FAIR fight should not trump other battles
On March 6, the Supreme Court ruled that the Department of Defense had the constitutional right to deny universities federal funds (including research grants) if they prevented military recruitment on campus. The ruling in the case, Rumsfeld v. FAIR, was a particular blow to the United Faculty of the Washington University School of Law. The United Faculty of the Law School is one of 24 known members of the Forum for Academic and Institutional Rights (FAIR), a plaintiff in the initial suit against the Department of Defense. While the Editorial Board of Student Life appreciates the spirit of the United Faculty of the Law School’s efforts, it believes that this fight was not worth taking up.
The Law School enacted a nondiscrimination policy in 1990, proclaiming “only employers who sign a statement affirming that they do not discriminate on the basis of race, color, religion, national origin, sex, handicap or disability, age, or sexual orientation” would be allowed access to the Law School Career Center. The majority of law schools have similar policies. Meanwhile, the military famously enacted the “Don’t Ask, Don’t Tell” rule, which forbids openly gay individuals from being employed by any branch of the military. This abhorrent rule clearly violates the nondiscrimination policy of Wash. U.’s law school and many others, and as such, law school campuses across the country forbade the military to recruit on their grounds.
That is, until the Solomon Amendment. Passed in 1996 and commonly known as the Solomon Amendment, federal law Title 10 United States Code 983 states, “No funds.may be provided by contract or by grant (including a grant of funds to be available for student aid) to an institution of higher education (including any subelement of that institution) if the Secretary of Defense determines that that institution (or any subelement of that institution) has a policy or practice (regardless of when implemented) that either prohibits, or in effect, prevents” the ROTC or military recruiters on campus. In other words, the Law School’s commendable nondiscrimination policy could cost the entire University federal grant money (until 1999, financial aid was also included). In fact, Vermont Law School, New York Law School and William Mitchell College of Law have all already lost federal funding because of their nondiscrimination policies.

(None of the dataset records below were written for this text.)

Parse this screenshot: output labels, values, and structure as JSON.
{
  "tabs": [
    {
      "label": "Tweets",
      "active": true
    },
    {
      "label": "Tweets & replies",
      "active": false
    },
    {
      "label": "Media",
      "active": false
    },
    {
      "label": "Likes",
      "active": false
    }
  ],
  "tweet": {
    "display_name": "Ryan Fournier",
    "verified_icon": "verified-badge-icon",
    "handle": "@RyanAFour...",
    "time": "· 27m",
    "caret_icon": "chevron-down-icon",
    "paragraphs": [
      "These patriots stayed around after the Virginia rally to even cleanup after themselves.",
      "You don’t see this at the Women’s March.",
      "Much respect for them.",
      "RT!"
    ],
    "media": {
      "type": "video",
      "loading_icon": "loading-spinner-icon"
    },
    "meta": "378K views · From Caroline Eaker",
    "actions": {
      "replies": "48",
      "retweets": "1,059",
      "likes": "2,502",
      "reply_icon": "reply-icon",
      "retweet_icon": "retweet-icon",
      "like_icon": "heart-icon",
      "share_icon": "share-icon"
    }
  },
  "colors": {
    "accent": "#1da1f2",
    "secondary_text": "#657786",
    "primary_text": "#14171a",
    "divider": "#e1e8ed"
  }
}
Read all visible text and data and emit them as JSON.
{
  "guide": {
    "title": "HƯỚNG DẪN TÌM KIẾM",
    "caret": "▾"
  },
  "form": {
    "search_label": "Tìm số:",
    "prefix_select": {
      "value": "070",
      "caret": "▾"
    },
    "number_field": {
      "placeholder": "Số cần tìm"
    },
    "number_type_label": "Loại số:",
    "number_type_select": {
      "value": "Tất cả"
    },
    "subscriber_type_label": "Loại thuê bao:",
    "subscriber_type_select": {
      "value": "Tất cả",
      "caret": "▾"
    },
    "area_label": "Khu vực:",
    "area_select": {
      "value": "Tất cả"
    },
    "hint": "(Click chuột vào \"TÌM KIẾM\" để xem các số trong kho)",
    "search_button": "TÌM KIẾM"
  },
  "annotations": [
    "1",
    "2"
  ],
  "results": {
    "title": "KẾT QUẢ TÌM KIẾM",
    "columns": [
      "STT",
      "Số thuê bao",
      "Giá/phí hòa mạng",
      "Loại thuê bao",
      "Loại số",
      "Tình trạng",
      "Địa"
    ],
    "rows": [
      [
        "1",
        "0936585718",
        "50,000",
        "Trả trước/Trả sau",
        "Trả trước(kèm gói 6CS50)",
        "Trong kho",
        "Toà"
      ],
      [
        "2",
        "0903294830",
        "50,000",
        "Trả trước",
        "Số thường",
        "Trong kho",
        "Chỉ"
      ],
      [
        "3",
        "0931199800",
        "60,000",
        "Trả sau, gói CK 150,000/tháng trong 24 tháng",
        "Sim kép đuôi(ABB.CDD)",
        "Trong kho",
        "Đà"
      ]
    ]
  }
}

While the fight against the Solomon Amendment is a good one, it is not worth the substantial risk. For starters, law students are wise enough to make their own decisions. If the military wants to recruit them, they can protest on their own by simply saying no. Further, if law students are willing to be lawyers for the military despite “Don’t Ask, Don’t Tell,” they should have the same access to the military as they would other employers.
Further, there are more important issues for law schools and universities to battle. The Budget Reconciliation Bill, passed on Feb. 2, increases interest rates on Stafford and PLUS loans. The Perkins Loan program is set to be fully eliminated, and Pell Grants are to be frozen at their current levels. In a Dec. 7, 2005 Student Life article, Director of Student Financial Services Bill Witbrodt voiced his opposition to the legislation, saying, “I’m against any legislation that diminishes the possibility of providing excess to kids.” Instead of using its time and money to fight the Solomon Amendment, the University, including the United Faculty of the Law School and other members of FAIR, should try to be on the forefront of combating these harmful financial aid cuts.
Witbrodt also stated that the new legislation “impacts students everywhere of every type.” These budget cuts hurt students both gay and straight. It is more pressing for universities everywhere, including Wash. U., to fight to give lower-income students the opportunity to receive higher education than to fight a largely futile war against the military’s discriminatory policies. It’s hard to imagine that the military would change their policy even if they lost the case, and simply allowing military recruiters is not a sign of endorsement. In his opinion, Chief Justice Roberts wrote “A military recruiter’s mere presence on campus does not violate a law school’s right to associate, regardless of how repugnant the law school considers the recruiter’s message.” Roberts is completely right.